Removing a Co-Borrower: Why and When
During a separation or divorce, one of the most significant financial issues involves the joint mortgage. If one former spouse wishes to keep the property, the other must be removed from the mortgage. This process is also necessary when a non-spousal co-borrower (parent, friend) wants to be released from the obligation. In Quebec, the family patrimony framework (articles 414 to 426 of the Civil Code of Quebec) and the Divorce Act (R.S.C. 1985, c. 3) govern the division of assets between spouses, including the family residence.
The Requalification Process
A lender will only remove a co-borrower if the remaining borrower demonstrates the ability to carry the mortgage alone. This requires full requalification under the criteria set out in OSFI Guideline B-20. The remaining borrower must meet the gross debt service (GDS, maximum 39%) and total debt service (TDS, maximum 44%) ratios, calculated at the qualifying rate (the higher of the contract rate plus 2% or the floor rate of 5.25%).
- Assess your financial capacity: Calculate your GDS and TDS ratios using only your personal income. Include the mortgage payment, property taxes, heating, and all your debts (credit cards, car loan, line of credit).
- Contact your lender or broker: Inform your financial institution of your intention. The lender will advise whether a simple contract modification is possible or whether a full refinance is required.
- Provide required documentation: Prepare your income proof (pay stubs, notice of assessment, T4s), an up-to-date credit report, and any relevant legal documents (divorce judgment, separation agreement, buyout agreement).
- Obtain a property appraisal: The lender will generally require a recent certified appraisal to confirm the market value of the property and calculate the loan-to-value ratio.
- Complete the notarial process: The notary will discharge the previous mortgage and register the new mortgage deed at the Quebec Land Registry. The former co-borrower will sign a release and, if applicable, a property transfer deed.
Expected Costs
- Notary fees: between $1,000 and $2,500 for the discharge, new mortgage deed, and property transfer if applicable
- Property appraisal: $300 to $500 for a certified appraisal by a member of the Ordre des évaluateurs agrees du Quebec (OEAQ)
- Prepayment penalty: varies by rate type and contract, potentially reaching several thousand dollars
- Lender administrative fees: some lenders charge $200 to $500 for processing
- Transfer duties (welcome tax): applicable if a property transfer occurs between former spouses, with possible exemption for transfers between spouses under the Act respecting duties on transfers of immovables
Options if Requalification Fails
If the remaining borrower does not qualify alone, several avenues can be explored.

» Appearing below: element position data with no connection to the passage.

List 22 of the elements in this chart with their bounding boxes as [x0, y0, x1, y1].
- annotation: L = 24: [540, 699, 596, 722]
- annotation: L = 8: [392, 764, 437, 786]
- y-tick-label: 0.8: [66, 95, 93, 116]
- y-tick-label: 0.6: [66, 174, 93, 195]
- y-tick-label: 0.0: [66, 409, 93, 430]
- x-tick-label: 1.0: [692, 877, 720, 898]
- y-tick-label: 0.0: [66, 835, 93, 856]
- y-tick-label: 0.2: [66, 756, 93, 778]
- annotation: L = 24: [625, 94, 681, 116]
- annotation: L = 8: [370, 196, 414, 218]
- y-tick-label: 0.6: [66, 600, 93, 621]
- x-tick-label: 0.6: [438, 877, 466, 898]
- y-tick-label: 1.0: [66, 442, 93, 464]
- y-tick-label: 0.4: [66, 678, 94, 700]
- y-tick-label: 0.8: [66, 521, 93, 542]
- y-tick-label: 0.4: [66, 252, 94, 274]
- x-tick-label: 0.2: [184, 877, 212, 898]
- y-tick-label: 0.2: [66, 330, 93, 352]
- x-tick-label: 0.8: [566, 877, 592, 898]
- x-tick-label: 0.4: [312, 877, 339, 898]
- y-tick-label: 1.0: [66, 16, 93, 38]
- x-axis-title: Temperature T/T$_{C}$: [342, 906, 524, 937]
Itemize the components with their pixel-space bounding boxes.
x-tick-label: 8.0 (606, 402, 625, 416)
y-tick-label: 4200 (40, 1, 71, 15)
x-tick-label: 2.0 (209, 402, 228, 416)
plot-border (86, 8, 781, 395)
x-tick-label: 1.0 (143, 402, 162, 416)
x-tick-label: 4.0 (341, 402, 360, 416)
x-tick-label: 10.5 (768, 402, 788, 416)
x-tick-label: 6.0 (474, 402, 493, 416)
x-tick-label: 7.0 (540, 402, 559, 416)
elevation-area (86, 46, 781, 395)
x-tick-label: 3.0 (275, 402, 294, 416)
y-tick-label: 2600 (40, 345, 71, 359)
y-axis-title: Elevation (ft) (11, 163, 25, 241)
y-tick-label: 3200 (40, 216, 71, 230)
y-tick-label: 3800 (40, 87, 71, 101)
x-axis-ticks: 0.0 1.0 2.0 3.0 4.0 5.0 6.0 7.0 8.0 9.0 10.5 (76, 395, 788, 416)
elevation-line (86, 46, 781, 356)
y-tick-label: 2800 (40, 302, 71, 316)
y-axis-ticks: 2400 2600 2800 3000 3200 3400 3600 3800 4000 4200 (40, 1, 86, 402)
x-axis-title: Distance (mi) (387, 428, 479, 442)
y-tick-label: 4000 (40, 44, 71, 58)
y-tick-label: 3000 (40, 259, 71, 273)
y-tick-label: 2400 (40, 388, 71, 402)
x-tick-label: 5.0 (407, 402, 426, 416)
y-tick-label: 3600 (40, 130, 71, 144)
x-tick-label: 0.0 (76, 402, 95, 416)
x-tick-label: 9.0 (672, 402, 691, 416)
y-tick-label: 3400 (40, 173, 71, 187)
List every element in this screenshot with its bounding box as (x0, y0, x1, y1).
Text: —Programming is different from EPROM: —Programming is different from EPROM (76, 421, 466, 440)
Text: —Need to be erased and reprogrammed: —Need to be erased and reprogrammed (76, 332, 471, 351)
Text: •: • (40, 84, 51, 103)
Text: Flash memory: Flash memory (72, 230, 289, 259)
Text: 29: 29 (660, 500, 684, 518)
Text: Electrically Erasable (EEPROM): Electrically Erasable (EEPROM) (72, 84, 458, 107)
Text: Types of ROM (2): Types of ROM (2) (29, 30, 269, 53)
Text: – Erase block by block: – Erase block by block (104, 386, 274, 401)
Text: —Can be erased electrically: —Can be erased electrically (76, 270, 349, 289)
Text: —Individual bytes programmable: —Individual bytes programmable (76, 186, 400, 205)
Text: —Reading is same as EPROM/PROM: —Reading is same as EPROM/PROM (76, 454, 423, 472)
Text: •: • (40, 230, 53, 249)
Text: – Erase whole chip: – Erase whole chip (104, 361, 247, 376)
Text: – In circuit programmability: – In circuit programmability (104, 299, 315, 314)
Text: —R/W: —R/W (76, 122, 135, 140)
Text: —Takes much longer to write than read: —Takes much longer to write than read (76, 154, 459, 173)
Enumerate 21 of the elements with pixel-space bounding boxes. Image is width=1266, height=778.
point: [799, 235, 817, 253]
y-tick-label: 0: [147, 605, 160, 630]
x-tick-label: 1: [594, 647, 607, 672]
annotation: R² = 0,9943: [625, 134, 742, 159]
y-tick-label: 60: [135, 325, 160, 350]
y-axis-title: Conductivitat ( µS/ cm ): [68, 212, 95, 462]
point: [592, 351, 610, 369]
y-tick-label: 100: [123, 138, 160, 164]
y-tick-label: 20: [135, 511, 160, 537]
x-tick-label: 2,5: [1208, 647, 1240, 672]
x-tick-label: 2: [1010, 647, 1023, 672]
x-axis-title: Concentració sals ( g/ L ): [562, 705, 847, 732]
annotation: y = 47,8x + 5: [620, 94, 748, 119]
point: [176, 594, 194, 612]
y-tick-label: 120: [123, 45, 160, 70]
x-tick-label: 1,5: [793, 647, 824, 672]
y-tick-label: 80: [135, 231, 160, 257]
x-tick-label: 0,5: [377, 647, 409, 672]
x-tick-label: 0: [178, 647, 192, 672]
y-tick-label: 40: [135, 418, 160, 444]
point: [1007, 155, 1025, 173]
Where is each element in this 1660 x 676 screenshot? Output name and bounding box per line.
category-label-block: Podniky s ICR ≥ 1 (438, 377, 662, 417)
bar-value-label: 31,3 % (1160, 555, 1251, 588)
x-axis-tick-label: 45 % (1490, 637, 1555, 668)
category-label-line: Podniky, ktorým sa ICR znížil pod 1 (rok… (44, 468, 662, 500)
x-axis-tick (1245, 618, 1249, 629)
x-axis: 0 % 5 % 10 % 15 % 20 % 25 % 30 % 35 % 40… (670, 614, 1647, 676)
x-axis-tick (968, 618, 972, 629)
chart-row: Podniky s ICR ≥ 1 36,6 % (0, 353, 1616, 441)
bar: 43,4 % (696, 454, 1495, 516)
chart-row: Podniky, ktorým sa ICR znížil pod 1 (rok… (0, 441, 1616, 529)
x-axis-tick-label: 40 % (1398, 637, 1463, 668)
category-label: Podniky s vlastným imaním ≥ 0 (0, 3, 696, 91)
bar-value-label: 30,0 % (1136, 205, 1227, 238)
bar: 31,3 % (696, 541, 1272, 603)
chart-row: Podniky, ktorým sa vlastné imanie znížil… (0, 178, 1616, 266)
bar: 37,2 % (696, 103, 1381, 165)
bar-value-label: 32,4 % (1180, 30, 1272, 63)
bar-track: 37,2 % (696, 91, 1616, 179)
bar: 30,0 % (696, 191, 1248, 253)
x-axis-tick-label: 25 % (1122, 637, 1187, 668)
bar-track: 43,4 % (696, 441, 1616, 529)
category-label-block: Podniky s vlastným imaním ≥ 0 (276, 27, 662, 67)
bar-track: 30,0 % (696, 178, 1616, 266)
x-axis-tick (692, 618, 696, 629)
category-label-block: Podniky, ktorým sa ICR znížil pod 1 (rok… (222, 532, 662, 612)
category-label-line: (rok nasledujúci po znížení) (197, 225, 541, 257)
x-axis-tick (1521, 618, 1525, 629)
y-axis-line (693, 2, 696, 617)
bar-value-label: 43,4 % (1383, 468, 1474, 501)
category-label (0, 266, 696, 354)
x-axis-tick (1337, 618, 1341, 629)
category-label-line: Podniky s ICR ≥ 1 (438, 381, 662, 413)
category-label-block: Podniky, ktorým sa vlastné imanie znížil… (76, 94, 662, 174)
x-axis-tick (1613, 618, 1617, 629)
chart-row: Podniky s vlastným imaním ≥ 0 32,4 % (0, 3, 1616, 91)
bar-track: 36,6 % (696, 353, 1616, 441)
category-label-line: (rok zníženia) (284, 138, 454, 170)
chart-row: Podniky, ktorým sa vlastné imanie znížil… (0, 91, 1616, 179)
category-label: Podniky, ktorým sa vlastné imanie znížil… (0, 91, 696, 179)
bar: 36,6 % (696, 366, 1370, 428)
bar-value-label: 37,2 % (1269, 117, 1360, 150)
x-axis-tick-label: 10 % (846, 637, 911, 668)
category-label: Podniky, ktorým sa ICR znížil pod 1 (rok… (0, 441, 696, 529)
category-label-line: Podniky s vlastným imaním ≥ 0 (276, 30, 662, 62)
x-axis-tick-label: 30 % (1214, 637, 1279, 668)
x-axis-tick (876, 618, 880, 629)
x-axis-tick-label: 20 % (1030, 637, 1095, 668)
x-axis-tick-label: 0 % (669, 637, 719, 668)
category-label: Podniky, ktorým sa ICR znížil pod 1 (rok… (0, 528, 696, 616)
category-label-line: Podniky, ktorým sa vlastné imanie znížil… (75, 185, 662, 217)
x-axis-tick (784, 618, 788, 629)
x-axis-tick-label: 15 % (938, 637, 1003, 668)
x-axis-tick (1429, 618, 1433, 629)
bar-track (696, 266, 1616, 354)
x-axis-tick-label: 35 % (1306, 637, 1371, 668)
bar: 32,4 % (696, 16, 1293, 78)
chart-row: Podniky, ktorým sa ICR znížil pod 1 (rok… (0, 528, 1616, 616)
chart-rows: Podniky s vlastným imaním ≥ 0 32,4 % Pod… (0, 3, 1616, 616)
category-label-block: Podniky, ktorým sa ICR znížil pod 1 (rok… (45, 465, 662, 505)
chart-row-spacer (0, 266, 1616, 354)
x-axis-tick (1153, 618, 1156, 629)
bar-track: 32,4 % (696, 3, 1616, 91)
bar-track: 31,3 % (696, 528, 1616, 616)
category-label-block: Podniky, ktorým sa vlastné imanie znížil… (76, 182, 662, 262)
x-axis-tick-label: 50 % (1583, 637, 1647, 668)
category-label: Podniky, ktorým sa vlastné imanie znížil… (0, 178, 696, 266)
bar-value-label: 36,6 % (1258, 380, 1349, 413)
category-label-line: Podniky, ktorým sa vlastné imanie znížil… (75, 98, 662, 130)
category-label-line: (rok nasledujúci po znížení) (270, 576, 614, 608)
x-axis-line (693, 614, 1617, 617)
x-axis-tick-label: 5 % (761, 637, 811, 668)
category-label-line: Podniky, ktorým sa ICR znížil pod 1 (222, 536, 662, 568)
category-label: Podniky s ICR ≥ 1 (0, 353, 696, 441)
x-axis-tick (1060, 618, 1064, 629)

Adding a new co-borrower or guarantor (parent, new spouse) can compensate for insufficient income. Refinancing with an alternative lender, including trust companies or private lenders, sometimes offers more flexible criteria but typically at a higher interest rate. Certain credit unions (Desjardins caisses) may also offer some flexibility. As a last resort, selling the property allows repayment of the mortgage and division of the net proceeds according to the separation agreement or court judgment.